Elle se tourna vers la double porte du milieu. Sa chambre personnelle. Vide elle aussi. Pourtant « Elle » était là quand elle l’avait quitté ce matin.
Retournant dans la première chambre, qui s’illumina instantanément, elle ouvrit la garde robe et en examina le contenu. Une robe manquait à l’appel. La brune. Simple, trop longue pour sa propriétaire. Elle referma la penderie. Se tourna vers la console. Sur le peigne en nacre, il y avait un cheveu roux. La Grande Sénéchale ouvrit un coffret en ébène dans lequel l’occupante de la chambre rangeait quelques uns de ses bijoux. Il ne manquait rien. « Elle » n’était donc pas sortit du Palais Obscur. Puis une tâche attira son attention.
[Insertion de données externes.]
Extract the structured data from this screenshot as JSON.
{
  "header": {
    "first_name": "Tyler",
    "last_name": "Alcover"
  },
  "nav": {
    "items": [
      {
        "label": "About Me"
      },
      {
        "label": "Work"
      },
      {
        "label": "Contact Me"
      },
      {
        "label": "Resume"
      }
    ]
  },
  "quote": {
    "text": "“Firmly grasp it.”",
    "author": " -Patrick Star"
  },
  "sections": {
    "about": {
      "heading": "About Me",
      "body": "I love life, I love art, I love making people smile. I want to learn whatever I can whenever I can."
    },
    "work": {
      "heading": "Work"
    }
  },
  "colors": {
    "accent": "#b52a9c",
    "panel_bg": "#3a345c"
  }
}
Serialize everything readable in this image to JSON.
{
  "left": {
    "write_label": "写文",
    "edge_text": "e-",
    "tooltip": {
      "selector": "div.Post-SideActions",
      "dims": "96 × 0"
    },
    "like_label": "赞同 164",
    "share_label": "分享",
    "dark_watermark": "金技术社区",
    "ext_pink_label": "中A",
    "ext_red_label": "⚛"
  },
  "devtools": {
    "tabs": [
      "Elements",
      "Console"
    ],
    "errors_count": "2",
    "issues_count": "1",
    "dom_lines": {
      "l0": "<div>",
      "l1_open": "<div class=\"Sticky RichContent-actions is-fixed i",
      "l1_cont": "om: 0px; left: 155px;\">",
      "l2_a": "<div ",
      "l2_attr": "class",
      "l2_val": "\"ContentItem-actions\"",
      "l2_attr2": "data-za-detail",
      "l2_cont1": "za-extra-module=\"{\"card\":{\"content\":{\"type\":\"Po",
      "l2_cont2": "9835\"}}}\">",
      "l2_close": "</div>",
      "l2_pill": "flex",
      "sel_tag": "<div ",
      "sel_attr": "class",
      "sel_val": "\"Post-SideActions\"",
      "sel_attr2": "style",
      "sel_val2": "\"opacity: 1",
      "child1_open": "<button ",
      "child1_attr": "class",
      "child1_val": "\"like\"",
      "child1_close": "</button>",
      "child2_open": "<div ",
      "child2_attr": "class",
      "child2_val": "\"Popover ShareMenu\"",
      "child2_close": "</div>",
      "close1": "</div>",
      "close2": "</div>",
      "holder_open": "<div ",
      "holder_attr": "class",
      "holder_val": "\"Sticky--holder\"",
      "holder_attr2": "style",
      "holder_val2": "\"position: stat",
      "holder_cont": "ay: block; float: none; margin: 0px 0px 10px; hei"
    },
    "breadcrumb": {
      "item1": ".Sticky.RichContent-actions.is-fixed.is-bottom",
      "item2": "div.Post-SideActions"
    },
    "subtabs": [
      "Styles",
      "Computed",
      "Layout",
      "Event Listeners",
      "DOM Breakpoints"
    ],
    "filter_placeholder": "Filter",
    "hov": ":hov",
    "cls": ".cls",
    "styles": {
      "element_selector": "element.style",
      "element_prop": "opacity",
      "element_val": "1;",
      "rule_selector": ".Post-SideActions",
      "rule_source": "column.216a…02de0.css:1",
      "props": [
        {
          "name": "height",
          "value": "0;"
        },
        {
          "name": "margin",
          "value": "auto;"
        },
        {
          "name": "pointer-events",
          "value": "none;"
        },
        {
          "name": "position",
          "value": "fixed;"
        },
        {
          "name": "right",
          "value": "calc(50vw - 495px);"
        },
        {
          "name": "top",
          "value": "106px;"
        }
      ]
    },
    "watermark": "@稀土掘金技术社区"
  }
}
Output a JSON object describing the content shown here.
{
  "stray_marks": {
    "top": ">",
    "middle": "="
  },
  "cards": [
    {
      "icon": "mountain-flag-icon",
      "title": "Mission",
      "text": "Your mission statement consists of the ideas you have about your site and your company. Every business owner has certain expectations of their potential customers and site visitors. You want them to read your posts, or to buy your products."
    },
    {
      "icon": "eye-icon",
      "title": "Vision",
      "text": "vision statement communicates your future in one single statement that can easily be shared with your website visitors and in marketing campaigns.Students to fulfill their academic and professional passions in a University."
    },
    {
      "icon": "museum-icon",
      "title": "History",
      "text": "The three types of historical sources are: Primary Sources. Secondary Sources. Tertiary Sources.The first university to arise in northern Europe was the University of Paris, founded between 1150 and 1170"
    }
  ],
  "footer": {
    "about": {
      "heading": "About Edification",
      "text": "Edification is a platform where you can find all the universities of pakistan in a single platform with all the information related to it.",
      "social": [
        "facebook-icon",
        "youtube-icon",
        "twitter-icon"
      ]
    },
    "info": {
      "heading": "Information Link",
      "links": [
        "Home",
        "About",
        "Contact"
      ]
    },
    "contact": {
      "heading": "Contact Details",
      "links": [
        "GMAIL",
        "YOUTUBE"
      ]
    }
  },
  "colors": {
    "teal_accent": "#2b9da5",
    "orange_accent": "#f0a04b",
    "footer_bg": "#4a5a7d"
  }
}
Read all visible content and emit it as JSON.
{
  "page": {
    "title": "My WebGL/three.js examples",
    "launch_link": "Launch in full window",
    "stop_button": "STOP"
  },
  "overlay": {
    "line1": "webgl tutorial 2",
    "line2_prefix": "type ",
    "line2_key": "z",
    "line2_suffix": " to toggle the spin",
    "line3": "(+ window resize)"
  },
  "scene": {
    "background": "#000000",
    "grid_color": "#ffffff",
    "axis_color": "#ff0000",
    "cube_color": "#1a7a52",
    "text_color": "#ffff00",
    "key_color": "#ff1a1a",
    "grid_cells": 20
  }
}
Près de la chemise de nuit posée en boule sur le coin gauche de la coiffeuse, se trouvait une longue épingle en or. A son extrémité elle vit une tâche brune. Zouzou, comme l’appelait affectueusement son frère, pris l’objet entre ses doigts, et en porta la pointe à ses lèvres.
Un goût de terre.
Les pupilles de la démone se dilatèrent.
Se pourrait-il que … ?
Reposant violemment l’épingle sur le meuble. Elle sortit précipitamment de la chambre, passa dans le vestibule, traversa le salon, ouvrit violemment la porte de son appartement et sortit. Un garde en livrée pourpre et noire referma discrètement la porte tout en faisant signe aux autres de ne pas bouger alors que la Grande Sénéchale traversait le couloir. Elle descendit l’escalier magistral, en fit le tour et ouvrit la porte qui se trouvait en dessous de celui-ci.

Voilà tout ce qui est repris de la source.